What’s actually different
This post-E3 hype season has been running for a few years, since Covid lockdowns largely ended. That’s long enough for a few patterns to emerge:
Much less business talk. There was a time when E3 showcases included slides of business performance updates. At E3 2008, Sony spiced it up by running the slideshow as a custom level in the editable sidescroller LittleBigPlanet. Soon, the companies just dropped that stuff. Gaming business people used to talk at these things. Not so much anymore, and certainly not in the Summer Game Fest era. As a reporter, I used to be able to easily book E3 interviews with executives from all the major first- and third-party game companies. Much of that dried up years ago, as the focus tightened onto game demos and interviews with game developers.
More attention on the present. E3 used to be all about the future, some of it frustratingly far away. Recent mid-year showcases have spent more time promoting games we can play really soon. It helped last year that several big releases—Street Fighter 6, Diablo IV, Final Fantasy XVI—were coming out in June, but the rise of live service games has also produced more promotion of what’s coming imminently in games that are already out. This year, for example, Ubisoft will devote part of its showcase to detailing The Division 2’s “Year 6,” which is likely to start next week.

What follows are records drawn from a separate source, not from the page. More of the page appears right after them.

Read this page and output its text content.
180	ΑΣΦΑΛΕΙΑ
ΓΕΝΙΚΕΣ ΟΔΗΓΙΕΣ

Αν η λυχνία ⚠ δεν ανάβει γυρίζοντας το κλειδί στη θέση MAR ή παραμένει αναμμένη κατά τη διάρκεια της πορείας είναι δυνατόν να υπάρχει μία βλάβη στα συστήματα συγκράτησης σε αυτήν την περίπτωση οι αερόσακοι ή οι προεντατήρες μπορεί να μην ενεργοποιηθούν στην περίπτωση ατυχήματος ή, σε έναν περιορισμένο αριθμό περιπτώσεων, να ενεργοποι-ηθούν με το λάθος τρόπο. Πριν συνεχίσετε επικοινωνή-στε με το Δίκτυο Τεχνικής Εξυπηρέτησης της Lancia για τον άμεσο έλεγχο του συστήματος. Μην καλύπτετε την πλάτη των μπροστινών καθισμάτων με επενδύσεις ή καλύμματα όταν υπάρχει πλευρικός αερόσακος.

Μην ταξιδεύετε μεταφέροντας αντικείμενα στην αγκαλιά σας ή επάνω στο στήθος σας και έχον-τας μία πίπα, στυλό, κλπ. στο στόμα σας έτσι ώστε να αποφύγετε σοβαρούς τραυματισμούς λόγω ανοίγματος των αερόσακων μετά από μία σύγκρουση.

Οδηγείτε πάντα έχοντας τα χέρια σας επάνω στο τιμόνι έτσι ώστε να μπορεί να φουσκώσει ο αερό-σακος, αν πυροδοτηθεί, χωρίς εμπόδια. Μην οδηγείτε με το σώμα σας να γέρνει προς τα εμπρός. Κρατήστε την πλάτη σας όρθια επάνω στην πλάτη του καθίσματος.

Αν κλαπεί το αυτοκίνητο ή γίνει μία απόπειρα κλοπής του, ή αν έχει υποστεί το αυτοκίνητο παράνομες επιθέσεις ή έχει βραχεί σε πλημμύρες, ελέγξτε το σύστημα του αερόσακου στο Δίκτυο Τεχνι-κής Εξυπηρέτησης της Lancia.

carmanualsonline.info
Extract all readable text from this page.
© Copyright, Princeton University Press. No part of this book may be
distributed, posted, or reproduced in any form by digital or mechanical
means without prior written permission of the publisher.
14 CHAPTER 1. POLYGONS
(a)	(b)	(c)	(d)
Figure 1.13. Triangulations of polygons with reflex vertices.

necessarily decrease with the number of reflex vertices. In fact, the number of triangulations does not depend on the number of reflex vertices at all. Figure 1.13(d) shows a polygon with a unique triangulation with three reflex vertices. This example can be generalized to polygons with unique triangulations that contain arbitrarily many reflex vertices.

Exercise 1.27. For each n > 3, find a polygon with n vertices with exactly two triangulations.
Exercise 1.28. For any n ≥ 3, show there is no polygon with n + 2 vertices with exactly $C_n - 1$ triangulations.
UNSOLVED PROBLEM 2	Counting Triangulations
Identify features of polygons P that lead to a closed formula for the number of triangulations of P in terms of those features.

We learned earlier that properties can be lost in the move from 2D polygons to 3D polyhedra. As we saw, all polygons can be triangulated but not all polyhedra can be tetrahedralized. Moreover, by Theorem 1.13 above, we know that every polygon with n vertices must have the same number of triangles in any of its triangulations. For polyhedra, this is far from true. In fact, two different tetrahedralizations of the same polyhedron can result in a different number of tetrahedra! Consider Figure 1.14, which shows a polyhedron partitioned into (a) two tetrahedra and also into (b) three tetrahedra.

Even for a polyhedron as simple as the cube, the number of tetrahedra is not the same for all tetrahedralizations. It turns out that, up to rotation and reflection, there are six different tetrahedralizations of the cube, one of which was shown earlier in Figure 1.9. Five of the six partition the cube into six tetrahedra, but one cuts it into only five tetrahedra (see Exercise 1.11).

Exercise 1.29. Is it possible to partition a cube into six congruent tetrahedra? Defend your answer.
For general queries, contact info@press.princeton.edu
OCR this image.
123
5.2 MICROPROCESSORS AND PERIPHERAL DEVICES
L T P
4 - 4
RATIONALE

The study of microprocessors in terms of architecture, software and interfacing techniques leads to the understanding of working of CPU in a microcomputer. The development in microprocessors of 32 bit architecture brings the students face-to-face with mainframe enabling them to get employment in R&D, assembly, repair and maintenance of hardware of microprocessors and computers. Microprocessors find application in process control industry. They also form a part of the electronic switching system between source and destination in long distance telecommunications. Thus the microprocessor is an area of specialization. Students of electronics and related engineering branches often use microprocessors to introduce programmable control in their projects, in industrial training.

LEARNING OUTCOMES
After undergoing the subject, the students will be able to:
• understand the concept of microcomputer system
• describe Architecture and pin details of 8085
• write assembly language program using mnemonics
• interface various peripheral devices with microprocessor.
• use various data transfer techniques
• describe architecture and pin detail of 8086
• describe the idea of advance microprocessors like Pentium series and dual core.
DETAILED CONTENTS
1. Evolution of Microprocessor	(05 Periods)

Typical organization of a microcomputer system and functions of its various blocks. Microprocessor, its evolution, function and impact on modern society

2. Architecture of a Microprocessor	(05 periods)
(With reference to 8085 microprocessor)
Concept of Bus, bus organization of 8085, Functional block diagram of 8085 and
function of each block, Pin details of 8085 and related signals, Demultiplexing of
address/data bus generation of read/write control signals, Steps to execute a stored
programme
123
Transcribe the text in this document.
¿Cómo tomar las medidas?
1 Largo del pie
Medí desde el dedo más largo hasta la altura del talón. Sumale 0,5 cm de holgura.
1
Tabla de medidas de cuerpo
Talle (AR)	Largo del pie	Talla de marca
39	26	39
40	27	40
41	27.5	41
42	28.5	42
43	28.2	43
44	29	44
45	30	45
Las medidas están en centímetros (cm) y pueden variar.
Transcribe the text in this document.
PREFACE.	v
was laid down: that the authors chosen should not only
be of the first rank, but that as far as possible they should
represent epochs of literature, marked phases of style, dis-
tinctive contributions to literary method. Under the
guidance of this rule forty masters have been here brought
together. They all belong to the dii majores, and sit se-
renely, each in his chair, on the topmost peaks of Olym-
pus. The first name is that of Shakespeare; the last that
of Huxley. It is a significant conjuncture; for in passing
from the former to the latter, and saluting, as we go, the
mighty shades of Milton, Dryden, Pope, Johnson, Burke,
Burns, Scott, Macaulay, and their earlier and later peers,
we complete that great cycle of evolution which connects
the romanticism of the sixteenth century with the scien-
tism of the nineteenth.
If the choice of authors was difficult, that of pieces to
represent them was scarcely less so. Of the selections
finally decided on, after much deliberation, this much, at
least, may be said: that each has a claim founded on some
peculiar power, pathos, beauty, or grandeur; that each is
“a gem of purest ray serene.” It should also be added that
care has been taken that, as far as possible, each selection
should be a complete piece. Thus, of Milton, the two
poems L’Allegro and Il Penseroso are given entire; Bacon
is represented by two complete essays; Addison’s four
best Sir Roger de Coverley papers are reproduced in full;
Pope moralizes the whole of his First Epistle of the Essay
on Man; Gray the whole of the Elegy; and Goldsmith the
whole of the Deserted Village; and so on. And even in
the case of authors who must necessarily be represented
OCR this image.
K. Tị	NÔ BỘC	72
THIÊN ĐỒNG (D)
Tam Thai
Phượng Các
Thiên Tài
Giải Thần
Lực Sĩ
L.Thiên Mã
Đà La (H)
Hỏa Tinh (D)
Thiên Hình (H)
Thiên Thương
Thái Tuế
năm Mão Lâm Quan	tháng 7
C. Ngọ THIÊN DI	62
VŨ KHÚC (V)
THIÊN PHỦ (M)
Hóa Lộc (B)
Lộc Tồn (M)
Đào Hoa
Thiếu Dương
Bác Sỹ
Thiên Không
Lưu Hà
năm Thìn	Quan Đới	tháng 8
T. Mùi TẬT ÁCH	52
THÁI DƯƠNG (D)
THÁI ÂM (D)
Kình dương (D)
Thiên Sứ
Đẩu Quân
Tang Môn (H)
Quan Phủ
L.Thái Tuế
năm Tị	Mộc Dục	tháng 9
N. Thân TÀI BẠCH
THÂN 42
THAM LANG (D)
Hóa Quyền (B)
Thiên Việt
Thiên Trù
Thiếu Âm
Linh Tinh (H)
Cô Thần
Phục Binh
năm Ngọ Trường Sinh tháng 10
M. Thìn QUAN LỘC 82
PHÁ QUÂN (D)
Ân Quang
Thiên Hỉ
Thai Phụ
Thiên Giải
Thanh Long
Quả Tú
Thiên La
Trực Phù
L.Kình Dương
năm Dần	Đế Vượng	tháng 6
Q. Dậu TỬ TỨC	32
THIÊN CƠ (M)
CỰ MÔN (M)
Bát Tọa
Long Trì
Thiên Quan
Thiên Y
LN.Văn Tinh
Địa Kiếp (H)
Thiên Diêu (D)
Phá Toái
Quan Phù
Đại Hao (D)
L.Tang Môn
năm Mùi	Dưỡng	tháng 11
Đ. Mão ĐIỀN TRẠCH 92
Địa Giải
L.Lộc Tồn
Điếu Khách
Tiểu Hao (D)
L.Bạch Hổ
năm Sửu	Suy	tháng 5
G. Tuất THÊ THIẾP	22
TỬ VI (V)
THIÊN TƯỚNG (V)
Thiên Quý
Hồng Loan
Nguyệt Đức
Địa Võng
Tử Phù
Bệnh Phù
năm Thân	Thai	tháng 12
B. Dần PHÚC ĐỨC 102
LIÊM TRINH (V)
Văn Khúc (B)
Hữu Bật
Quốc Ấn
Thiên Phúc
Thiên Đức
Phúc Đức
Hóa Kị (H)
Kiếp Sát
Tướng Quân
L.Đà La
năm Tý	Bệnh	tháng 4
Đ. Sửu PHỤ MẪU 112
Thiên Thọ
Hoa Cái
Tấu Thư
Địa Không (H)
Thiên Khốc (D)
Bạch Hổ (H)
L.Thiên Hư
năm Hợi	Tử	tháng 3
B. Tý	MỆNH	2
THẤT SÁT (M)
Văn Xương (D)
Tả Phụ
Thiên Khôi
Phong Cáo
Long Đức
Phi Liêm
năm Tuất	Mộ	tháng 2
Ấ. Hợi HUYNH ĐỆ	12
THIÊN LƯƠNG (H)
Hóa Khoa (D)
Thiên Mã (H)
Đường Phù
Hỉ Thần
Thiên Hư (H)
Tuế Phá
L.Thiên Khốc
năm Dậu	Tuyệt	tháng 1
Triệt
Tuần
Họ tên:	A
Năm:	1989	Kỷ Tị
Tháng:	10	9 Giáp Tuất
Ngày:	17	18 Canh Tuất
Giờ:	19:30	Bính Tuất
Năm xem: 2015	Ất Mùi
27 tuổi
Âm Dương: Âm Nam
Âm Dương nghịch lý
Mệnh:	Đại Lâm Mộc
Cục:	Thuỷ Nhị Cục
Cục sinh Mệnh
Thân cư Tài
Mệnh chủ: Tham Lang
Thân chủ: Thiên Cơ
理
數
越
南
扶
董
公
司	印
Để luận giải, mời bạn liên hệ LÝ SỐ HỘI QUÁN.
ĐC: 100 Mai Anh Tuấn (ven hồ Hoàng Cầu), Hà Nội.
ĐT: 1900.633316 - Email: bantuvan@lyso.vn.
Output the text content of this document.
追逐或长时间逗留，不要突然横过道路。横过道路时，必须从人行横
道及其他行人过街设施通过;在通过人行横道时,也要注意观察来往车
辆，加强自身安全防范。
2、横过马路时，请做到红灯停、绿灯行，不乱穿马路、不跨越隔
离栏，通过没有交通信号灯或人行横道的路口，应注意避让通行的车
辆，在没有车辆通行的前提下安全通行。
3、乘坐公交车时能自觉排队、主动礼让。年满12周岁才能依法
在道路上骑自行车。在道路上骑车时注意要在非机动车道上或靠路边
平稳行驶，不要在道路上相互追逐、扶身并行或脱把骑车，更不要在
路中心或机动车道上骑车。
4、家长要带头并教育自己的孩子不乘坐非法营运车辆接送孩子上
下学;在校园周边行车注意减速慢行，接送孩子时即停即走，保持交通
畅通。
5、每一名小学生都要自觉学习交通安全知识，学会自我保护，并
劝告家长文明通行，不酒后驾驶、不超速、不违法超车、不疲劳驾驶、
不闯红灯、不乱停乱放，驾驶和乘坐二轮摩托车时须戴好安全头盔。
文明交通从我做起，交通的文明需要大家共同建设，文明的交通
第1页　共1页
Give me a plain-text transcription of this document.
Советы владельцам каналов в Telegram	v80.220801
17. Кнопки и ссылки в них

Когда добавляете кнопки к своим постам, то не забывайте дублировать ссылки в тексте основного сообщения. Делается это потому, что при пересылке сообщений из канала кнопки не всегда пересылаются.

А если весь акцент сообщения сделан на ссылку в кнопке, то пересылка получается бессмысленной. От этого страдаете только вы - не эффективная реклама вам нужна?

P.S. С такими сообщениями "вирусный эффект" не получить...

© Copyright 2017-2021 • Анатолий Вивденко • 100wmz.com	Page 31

Fewer voices from Japan. For years, E3 was a reliable place for me and other games reporters to get rare interview time with developers from Nintendo, Square Enix, Capcom and other top Japanese companies. For Nintendo, especially, this was a unique moment, because their developers generally weren’t put in front of reporters without a massive week-long promotional reason to do so. As a bonus, the fact that many of the senior developers at these companies had long runs in the industry meant that you could be chatting with an elite game designer about Pikmin 3 and suddenly the conversation might turn to Zelda II. An interview about Xenoblade Chronicles 2 could become a chat about Xenogears. At this year’s events, some Japanese developers, including Sega’s Sonic honcho Takashi IIzuka, are set to speak. But if you look closely at coverage from the past decade you’ll notice that a certain kind of interview that emerged in bunches each E3 season has largely disappeared.